🤖 AI Summary
Vision-based locomotion for legged robots suffers from limited robustness due to occlusions, specular reflections, and illumination variations. To address this, we propose KiVi, a framework that decouples and synergistically integrates proprioceptive and visual pathways: proprioception serves as a stable backbone, while visual spatial reasoning is selectively fused via a memory-augmented attention mechanism—enhancing resilience to out-of-distribution noise and severe occlusions. KiVi unifies deep reinforcement learning, multimodal sensor fusion, and joint visuo-proprioceptive modeling.

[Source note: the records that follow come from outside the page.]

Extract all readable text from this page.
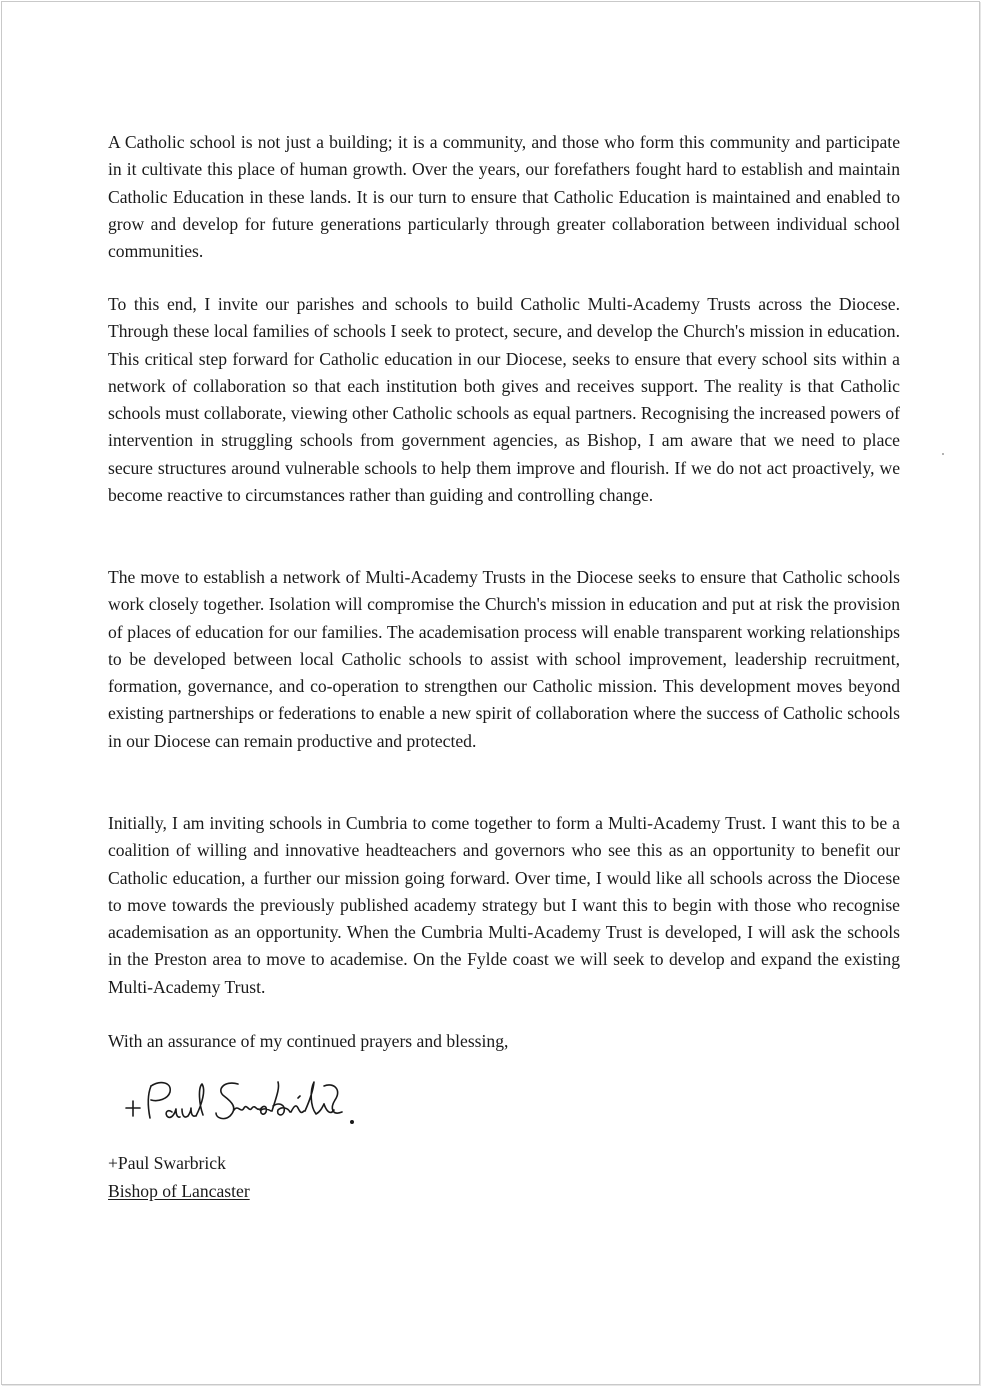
A Catholic school is not just a building; it is a community, and those who form this community and participate in it cultivate this place of human growth. Over the years, our forefathers fought hard to establish and maintain Catholic Education in these lands. It is our turn to ensure that Catholic Education is maintained and enabled to grow and develop for future generations particularly through greater collaboration between individual school communities.

To this end, I invite our parishes and schools to build Catholic Multi-Academy Trusts across the Diocese. Through these local families of schools I seek to protect, secure, and develop the Church's mission in education. This critical step forward for Catholic education in our Diocese, seeks to ensure that every school sits within a network of collaboration so that each institution both gives and receives support. The reality is that Catholic schools must collaborate, viewing other Catholic schools as equal partners. Recognising the increased powers of intervention in struggling schools from government agencies, as Bishop, I am aware that we need to place secure structures around vulnerable schools to help them improve and flourish. If we do not act proactively, we become reactive to circumstances rather than guiding and controlling change.

The move to establish a network of Multi-Academy Trusts in the Diocese seeks to ensure that Catholic schools work closely together. Isolation will compromise the Church's mission in education and put at risk the provision of places of education for our families. The academisation process will enable transparent working relationships to be developed between local Catholic schools to assist with school improvement, leadership recruitment, formation, governance, and co-operation to strengthen our Catholic mission. This development moves beyond existing partnerships or federations to enable a new spirit of collaboration where the success of Catholic schools in our Diocese can remain productive and protected.

Initially, I am inviting schools in Cumbria to come together to form a Multi-Academy Trust. I want this to be a coalition of willing and innovative headteachers and governors who see this as an opportunity to benefit our Catholic education, a further our mission going forward. Over time, I would like all schools across the Diocese to move towards the previously published academy strategy but I want this to begin with those who recognise academisation as an opportunity. When the Cumbria Multi-Academy Trust is developed, I will ask the schools in the Preston area to move to academise. On the Fylde coast we will seek to develop and expand the existing Multi-Academy Trust.

With an assurance of my continued prayers and blessing,
+Paul Swarbrick
Bishop of Lancaster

Experiments demonstrate that a quadrupedal robot achieves dynamic, stable walking across diverse, unstructured outdoor terrains. Compared to vision-only or standard sensor-fusion baselines, KiVi significantly improves real-world reliability and generalization capability under challenging perceptual conditions.
📝 Abstract
Vision-based locomotion has shown great promise in enabling legged robots to perceive and adapt to complex environments. However, visual information is inherently fragile, being vulnerable to occlusions, reflections, and lighting changes, which often cause instability in locomotion. Inspired by animal sensorimotor integration, we propose KiVi, a Kinesthetic-Visuospatial integration framework, where kinesthetics encodes proprioceptive sensing of body motion and visuospatial reasoning captures visual perception of surrounding terrain. Specifically, KiVi separates these pathways, leveraging proprioception as a stable backbone while selectively incorporating vision for terrain awareness and obstacle avoidance. This modality-balanced, yet integrative design, combined with memory-enhanced attention, allows the robot to robustly interpret visual cues while maintaining fallback stability through proprioception. Extensive experiments show that our method enables quadruped robots to stably traverse diverse terrains and operate reliably in unstructured outdoor environments, remaining robust to out-of-distribution (OOD) visual noise and occlusion unseen during training, thereby highlighting its effectiveness and applicability to real-world legged locomotion.